O percurso havia sido encurtado com a promulgação da Emenda Constitucional nº 11, de 1978, resultado da chamada ''Missão Petrônio Portella'', que autorizara a revogação dos Atos Institucionais e Complementares, garantira a anistia, restabelecera as condições para a pluralidade partidária e assegurara o livre funcionamento dos sindicatos, entre outros dispositivos contendo inequívocos avanços político-institucionais.

Se é verdade que o falecimento de Tancredo Neves causou enorme comoção, deixou, todavia, um exemplo a nos inspirar e um programa a cumprir. É de realçar, por dever de justiça, a exemplaridade de gestos e ações de seu companheiro de jornada, senador José Sarney. Investido na Chefia de Governo, o então vice-presidente transformou o ''Compromisso com a Nação'' na bíblia do governo.
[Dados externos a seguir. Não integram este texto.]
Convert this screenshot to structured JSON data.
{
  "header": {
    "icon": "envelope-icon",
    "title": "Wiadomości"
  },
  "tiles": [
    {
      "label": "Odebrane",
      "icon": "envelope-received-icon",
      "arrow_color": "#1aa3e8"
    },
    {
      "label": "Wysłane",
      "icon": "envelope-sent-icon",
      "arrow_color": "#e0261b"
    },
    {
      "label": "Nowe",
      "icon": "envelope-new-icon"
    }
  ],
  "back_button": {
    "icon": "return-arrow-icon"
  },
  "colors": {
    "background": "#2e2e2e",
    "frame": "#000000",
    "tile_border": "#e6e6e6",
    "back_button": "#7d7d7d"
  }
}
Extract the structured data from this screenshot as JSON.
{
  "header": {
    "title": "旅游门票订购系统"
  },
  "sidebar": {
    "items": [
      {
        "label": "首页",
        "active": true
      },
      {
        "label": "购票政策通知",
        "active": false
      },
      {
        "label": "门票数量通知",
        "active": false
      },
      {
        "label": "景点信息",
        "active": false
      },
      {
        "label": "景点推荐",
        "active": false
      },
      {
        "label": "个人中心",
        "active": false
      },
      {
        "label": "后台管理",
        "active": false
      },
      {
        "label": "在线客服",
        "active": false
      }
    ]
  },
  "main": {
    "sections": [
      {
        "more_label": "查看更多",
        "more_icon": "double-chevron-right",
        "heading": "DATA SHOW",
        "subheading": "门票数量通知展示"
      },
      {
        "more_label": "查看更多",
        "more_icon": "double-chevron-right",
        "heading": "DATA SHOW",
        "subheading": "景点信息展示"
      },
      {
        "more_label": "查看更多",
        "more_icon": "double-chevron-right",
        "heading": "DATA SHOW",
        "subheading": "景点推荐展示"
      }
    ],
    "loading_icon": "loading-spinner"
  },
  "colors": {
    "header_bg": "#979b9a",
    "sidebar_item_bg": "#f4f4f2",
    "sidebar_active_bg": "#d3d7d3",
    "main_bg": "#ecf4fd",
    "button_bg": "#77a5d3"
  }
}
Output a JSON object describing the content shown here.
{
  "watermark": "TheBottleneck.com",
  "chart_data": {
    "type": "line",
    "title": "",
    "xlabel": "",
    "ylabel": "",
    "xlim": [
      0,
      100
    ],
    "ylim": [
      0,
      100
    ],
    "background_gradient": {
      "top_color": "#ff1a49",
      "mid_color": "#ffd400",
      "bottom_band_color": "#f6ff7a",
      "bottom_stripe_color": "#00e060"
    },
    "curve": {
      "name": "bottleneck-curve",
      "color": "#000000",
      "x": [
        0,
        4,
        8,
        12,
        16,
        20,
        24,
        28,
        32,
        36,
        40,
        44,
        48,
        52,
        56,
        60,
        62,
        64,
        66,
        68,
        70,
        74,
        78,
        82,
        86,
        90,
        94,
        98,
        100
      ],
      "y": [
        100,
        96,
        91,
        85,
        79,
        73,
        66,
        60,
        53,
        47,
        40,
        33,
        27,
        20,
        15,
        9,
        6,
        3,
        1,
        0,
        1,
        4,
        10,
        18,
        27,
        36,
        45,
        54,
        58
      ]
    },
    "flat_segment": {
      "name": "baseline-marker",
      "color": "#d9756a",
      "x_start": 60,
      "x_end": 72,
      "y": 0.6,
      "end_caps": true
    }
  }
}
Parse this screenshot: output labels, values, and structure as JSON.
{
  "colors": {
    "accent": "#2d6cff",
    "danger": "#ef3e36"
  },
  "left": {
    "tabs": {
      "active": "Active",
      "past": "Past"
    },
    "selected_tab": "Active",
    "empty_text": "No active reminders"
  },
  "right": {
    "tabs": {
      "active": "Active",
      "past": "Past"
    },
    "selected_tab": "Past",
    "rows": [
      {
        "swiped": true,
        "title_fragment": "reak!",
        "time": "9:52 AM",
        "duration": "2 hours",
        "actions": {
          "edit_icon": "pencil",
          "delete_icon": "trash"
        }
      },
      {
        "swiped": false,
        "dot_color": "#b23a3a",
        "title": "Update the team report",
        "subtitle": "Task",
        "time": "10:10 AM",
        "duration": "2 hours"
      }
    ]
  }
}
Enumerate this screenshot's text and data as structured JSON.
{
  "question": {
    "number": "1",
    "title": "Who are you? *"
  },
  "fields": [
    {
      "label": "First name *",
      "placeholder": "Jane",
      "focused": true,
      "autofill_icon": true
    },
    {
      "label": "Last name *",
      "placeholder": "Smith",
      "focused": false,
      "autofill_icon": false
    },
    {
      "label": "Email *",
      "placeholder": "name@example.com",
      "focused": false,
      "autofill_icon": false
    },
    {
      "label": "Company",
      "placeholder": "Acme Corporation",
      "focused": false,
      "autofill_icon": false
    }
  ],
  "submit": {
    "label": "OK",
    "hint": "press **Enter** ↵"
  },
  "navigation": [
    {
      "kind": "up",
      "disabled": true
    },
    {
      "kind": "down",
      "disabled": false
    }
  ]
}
Dentre os objetivos fundamentais impõe-se sobrelevar a convocação da Constituinte, através de mensagem do presidente Sarney ao Congresso Nacional, de que resultou a Carta de outubro de 1988, que Ulysses Guimarães chamou de ''Constituição Cidadã''. Com ela, encerramos um longo, todavia exitoso, processo que assegurou ao país viver sob um autêntico estado democrático de direito, e instaurando uma verdadeira democracia no Brasil.

A nossa transição para a democracia - ouso afirmar sem receio de contestação - foi, na segunda metade do século XX, tanto em extensão quanto em densidade, a mais bem sucedida, mesmo se comparada com a da Espanha, cujos cânones foram fixados nos Pactos de Moncloa. Daí insistir na necessidade de conferir, na semântica dos nossos tempos, urgência às reformas institucionais, cuja inadiabilidade está cada vez mais visível.

Precisamos, depois de consolidada entre nós a democracia, enquanto processo, fertilizá-la substantivamente, com os instrumentos da governabilidade. É indispensável mudar o sistema eleitoral para que o voto deixe de ser ''fulanizado''; vertebrar verdadeiros partidos enquanto canais de interlocução entre a sociedade e o Estado; aperfeiçoar o sistema de governo para melhorar o desempenho dos Poderes e seu relacionamento no modelo presidencialista que praticamos; redesenhar o Estado Federal para compatibilizá-lo com as exigências de descentralização; e finalmente, revigorar as instituições republicanas, isto é, ''republicanizar a República'', para eliminar a incerteza jurídica e assegurar a todos plena cidadania.